Dİ Mİ?
Kuafördeyim. Leyla da yanımda. Benimle geldi, kırmadı beni. Leyla üst komşumuzun kızı.
Benden bir kaç yaş küçük. Komik bir kız. Beni hep güldürür. Leylanın gülüşü gözlerimin
ışığıdır. O güldü mü bilirim yeşil hâlâ yeşil, gökyüzü açık mavidir.
Kuaföre gelişimiz trajikomik bir film sahnesi. Leyla kolumda yürüyoruz. Bakkalı
çekiştiriyoruz yine. Bizim bakkal çok çakkal tabi. Ben görmedim ama pirince taş, süte su koyanlardanmış. Bir de bakkalın önünden tavuk geçse sulanırmış. Leyla taklidini yapıyor bakkalın "vellehe yalen, billehe yalen. Yoktur bende yalan dolen" gülmekten karnımıza ağrılar giriyor.
Leyla bir keresinde gülerken, yüzüne dokunmuştum. O da gülüşünü bozmamıştı. Gülerken gözleri iyice kapanır. Küçücük gözleri var.
Yoldayız, kuaförün olduğu sokağa dönüyoruz. Gülüyoruz. Gözleri iyice kısılır dedim ya, önüne çıkan direği görmüyor tabi. Direğe çarpmasıyla ah, diyor. O can havliyle kolunu kolumdan ayırıyor. Bacaklarım titriyor. Sağa sola dönüyorum. Tekrar Leyla’nın koluna girmeye çalışıyorum. Kolunu bulamıyorum. Tam o anda bir adama çarpıyorum. Adam olduğunu sesinden ve beni "kör müsün?” diye ittirişindeki o yerle bir eden gücünden
anlıyorum. Bir kadına çarpmış olsam canımız ne kadar yanarsa yansın pardonlar, afedersinizler havada uçuşur. Sinirlense bile öyle ittirmezdi beni, diye düşünüyorum. Evet körüm, diyorum. Canının acısını unutuyor Leyla. Çok matrak kız. Gülmeye başlıyor.
Şimdi kuaförde tekrar geyiğini yapıyoruz. Benim gözlerim kapalı. Kuafördeyken gözlerimi kapatmayı seviyorum. Sürpriz olsun istiyorum.
Saçımı boyayan çocuk yakışıklı olmalı. Parfümünün kokusu beni cezbediyor. Pişt, diyorum Leyla’ya. Anlıyor. Meğer hemen yanımda oturuyormuş. Kolumu çimdikliyor. Kulağıma "burada bari azma kadın. Sevgilisi var, anlarsa gözümüzü oyar valla" diyor. Gülüyoruz. Genç çocuk tamam bitti, diyor. Leyla "of çok güzel ya! Sana kırmızı çok yakışır demiştim. Çok güzel oldun yaaa" diyor. Saçlarıma dokunuyorum. Yumuşak, yeni fön çekildiği için hafif
kabarık, kızıl boya kokusu burnumda. Parmaklarım saçlarımın arasından kayıyor. Gözlerimi açıyorum. Gözlerime inanamıyorum, neden daha önce kızıl yapmadım ki diyorum.

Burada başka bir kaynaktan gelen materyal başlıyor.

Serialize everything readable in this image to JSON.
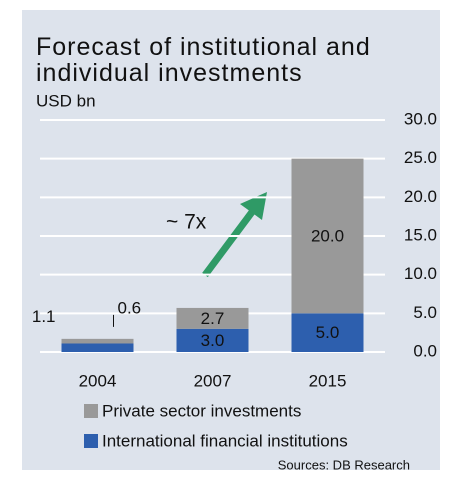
{
  "chart_data": {
    "type": "bar",
    "stacked": true,
    "title": "Forecast of institutional and individual investments",
    "y_label": "USD bn",
    "annotation": "~ 7x",
    "source": "Sources: DB Research",
    "categories": [
      "2004",
      "2007",
      "2015"
    ],
    "series": [
      {
        "name": "International financial institutions",
        "color": "#2d5fae",
        "values": [
          1.1,
          3.0,
          5.0
        ],
        "value_labels": [
          "1.1",
          "3.0",
          "5.0"
        ]
      },
      {
        "name": "Private sector investments",
        "color": "#999999",
        "values": [
          0.6,
          2.7,
          20.0
        ],
        "value_labels": [
          "0.6",
          "2.7",
          "20.0"
        ]
      }
    ],
    "ylim": [
      0,
      30
    ],
    "yticks": [
      {
        "value": 0,
        "label": "0.0"
      },
      {
        "value": 5,
        "label": "5.0"
      },
      {
        "value": 10,
        "label": "10.0"
      },
      {
        "value": 15,
        "label": "15.0"
      },
      {
        "value": 20,
        "label": "20.0"
      },
      {
        "value": 25,
        "label": "25.0"
      },
      {
        "value": 30,
        "label": "30.0"
      }
    ],
    "grid": true
  }
}
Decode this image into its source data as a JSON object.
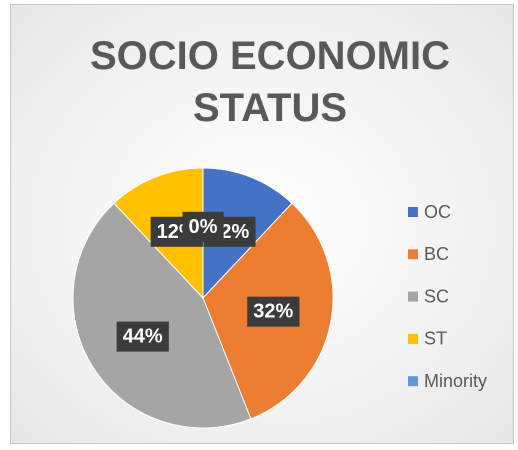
{
  "chart_data": {
    "type": "pie",
    "title": "SOCIO ECONOMIC STATUS",
    "categories": [
      "OC",
      "BC",
      "SC",
      "ST",
      "Minority"
    ],
    "values": [
      12,
      32,
      44,
      12,
      0
    ],
    "value_labels": [
      "12%",
      "32%",
      "44%",
      "12%",
      "0%"
    ],
    "colors": [
      "#4472c4",
      "#ed7d31",
      "#a5a5a5",
      "#ffc000",
      "#5b9bd5"
    ],
    "legend": "right"
  }
}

Basıyoruz kahkahayı. Leyla koluma giriyor.
Kuaförden güzel ayrılıyoruz. Leyla “güzel olmuş” diyor. Parmaklarım adeta saçlarımın arasından kayar gibi iniyor. Mutluyum. Kızıl saç bana çok yakışıyor.
Leyla gülüyor, biliyorum ki yeşil hâlâ yeşil. Evde annem söylenecek yine, diyorum. Boş ver, diyor. Boş veriyorum.
Leyla bize hiç gelmiyor. Annem sevmiyor onu. Oysa Leyla görmediğim en iyi insan. Ne zaman istesem yanımda oluyor. Gülüyor, çok gülüyor. Onunlayken gökyüzü hep açık mavi.
Eve girer girmez annem başlıyor. “Tek başına nereye gittin yine? Hah şuna bak bir kuaförün eksikti zaten.” Bazen kör değil de sağır olsaydım keşke, diyeceğim ama Leyla ve gülüşü vazgeçiriyor beni. “Haplarını aldın mı?” diyor annem. Alıyorum. Uykum geliyor. Şu gece de bir bitsin. Yarın doktorla randevumuz var. Kuaföre de onun için gittim. Leyla’ya bir tek inanan o çünkü. Leyla’yı tek tanıyan, benim gibi gülüşünü seven bir tek o.
Anneme sorsan ben hem kör hem deliyim. Ki zaten itiraf edeyim tek katlı bir evde yaşıyoruz ama Leyla çok güzel gülüyor. O da gülmese neye güleceğim ben. Di mi?